The Win-door North America Show, which began Tuesday in Toronto, drew a smaller attendance than last year, which wasn’t a surprise due to the current state of the housing market, according to Patrick Schield, show organizer. U.S. attendance was down 30 percent from last year while Canadian attendance was down 15 percent. However, the number of exhibiting companies was up from last year. More good news was that as of the end of the second day, the Canadian Window and Door Manufacturers Association (CWDMA), show sponsor, added approximately eight new members. And, according to Schield, many companies who walked the show expressed interest in exhibiting next year.Matt Kottke from Truth Hardware reports having quality visits with customers and perspective customers. He also said companies are still sending representatives to Win-door though they may be sending less people from that company, a sentiment that Schield mentioned as well.

“From the attendee and exhibitor perspective, Win-door is the best value,” says Kottke.

Educational Events

One change to this year’s show was conducting educational sessions in a special education pavilion on the show floor. (Product demonstrations were also held on the show floor.)

On Wednesday, a session on Canada’s Energy Star program drew a packed crowd of 145 people. The session was held again later that day in French and 60 people attended that session.

Steve Hopwood from Natural Resources Canada (NRCan) went over proposed changes to Canada’s Energy Star program. Phase 1 would take effect in January 2010 while phase 2 would take effect in January 2014. Comments on the proposal are due by January 15, 2009.

“In our minds, Phase 1 would not require any great design changes,” said Hopwood. “Manufacturers can meet the requirements with existing technology.”

As is happening in the United States, Canada is working to make its requirements more stringent than what exists currently. Additionally, Hopwood says that NRCan is proposing that IG unit third-party certification becomes mandatory-something the Department of Energy has also proposed in the U.S. program. The Canadian proposal also calls for a more uniform approach to product labeling.

Jeff Baker, technical consultant, gave an overview of the Energy Star qualification process and other testing requirements including IG certification.

“If you’re considering Energy Star you should look at it now as IG certification will be a requirement of Energy Star,” said Baker. “With everything coming up there will be an 18 month backlog with test labs,” he predicted.

Phil Lewin of Vinyl Window Designs, a door and window manufacturer in Toronto, ended the seminar with some observations on Energy Star from the manufacturer perspective.

“If you manufacture windows you should participate in Energy Star,” said Lewin. “Participation really ups the values of windows as a whole.”

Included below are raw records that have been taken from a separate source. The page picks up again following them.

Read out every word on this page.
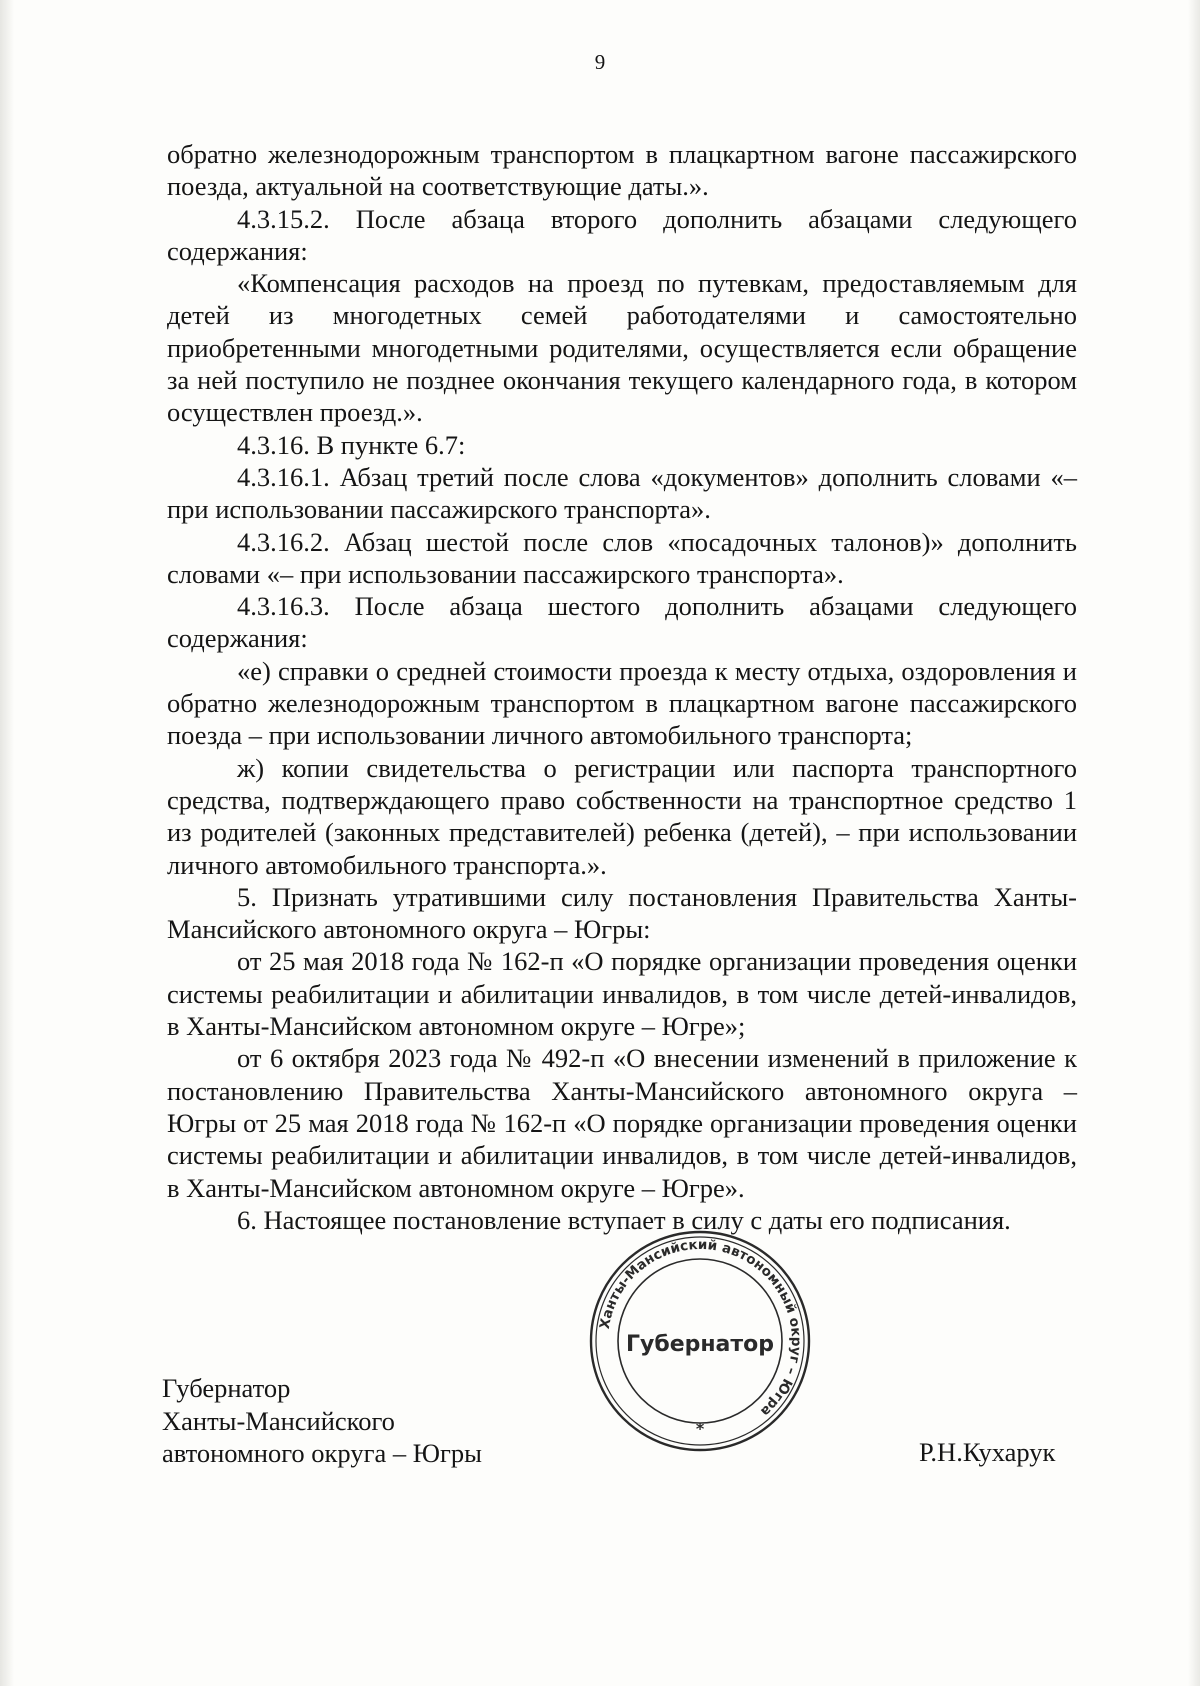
9

обратно железнодорожным транспортом в плацкартном вагоне пассажирского поезда, актуальной на соответствующие даты.».

4.3.15.2. После абзаца второго дополнить абзацами следующего содержания:

«Компенсация расходов на проезд по путевкам, предоставляемым для детей из многодетных семей работодателями и самостоятельно приобретенными многодетными родителями, осуществляется если обращение за ней поступило не позднее окончания текущего календарного года, в котором осуществлен проезд.».

4.3.16. В пункте 6.7:

4.3.16.1. Абзац третий после слова «документов» дополнить словами «– при использовании пассажирского транспорта».

4.3.16.2. Абзац шестой после слов «посадочных талонов)» дополнить словами «– при использовании пассажирского транспорта».

4.3.16.3. После абзаца шестого дополнить абзацами следующего содержания:

«е) справки о средней стоимости проезда к месту отдыха, оздоровления и обратно железнодорожным транспортом в плацкартном вагоне пассажирского поезда – при использовании личного автомобильного транспорта;

ж) копии свидетельства о регистрации или паспорта транспортного средства, подтверждающего право собственности на транспортное средство 1 из родителей (законных представителей) ребенка (детей), – при использовании личного автомобильного транспорта.».

5. Признать утратившими силу постановления Правительства Ханты-Мансийского автономного округа – Югры:

от 25 мая 2018 года № 162-п «О порядке организации проведения оценки системы реабилитации и абилитации инвалидов, в том числе детей-инвалидов, в Ханты-Мансийском автономном округе – Югре»;

от 6 октября 2023 года № 492-п «О внесении изменений в приложение к постановлению Правительства Ханты-Мансийского автономного округа – Югры от 25 мая 2018 года № 162-п «О порядке организации проведения оценки системы реабилитации и абилитации инвалидов, в том числе детей-инвалидов, в Ханты-Мансийском автономном округе – Югре».

6. Настоящее постановление вступает в силу с даты его подписания.

Губернатор
Ханты-Мансийского
автономного округа – Югры	Р.Н.Кухарук
Ханты-Мансийский автономный округ – Югра
Губернатор
*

He also says that it offers more credence with the customers who are increasingly well educated.

“Consumers are increasingly educated and you need to be as well,” says Lewin. “They’re also looking for products that are verifiable.”


One of the exhibitors who was very busy at the show was Novatech. In fact, the company introduced a number of new products at Win-door. This included three new stained glass designs that were developed after conducting market research with its customers. In fact, regarding the new Gothic Deign, Novatech’s Sonia Brossard says, “I think this will be a best seller as everyone loves it.”

The company also introduced the Nova Secure steel door, which offers a 3-point locking mechanism and top and bottom anchor points that are beveled. Additionally, the jamb with handle is reinforced, laminated wood which the company says makes the entry door system more durable and sturdy than other doors on the market.

Also new was the Revolutionary Venting Unit, which requires less than ten pounds of opening force for all sizes. It allows for a one-finger operation that is aided by a balance system.

Brossard says the Venting Unit was very popular among attendees and pointed out that it is great for an aging population who needs a unit that is easy to open. The product is so new that it won’t be available until early 2009.

Another exhibitor who offered new products included Northern Architectural Products (NAP), which offered a new line of window operators. The Aurora Operator Hardware has a one-piece operator body that delivers structural integrity and long-term durability, according to Maury Shiner of NPA. The products are powder-coated and are available in various colors.

The company also introduced its TUNDRA Patio Door Handles. These are made of PolesiumTM, a composite material that delivers full thermal insulation between the inner and outer handle sets. The handles can also be powder-coated, which Shiner says is something that is not offered by many companies.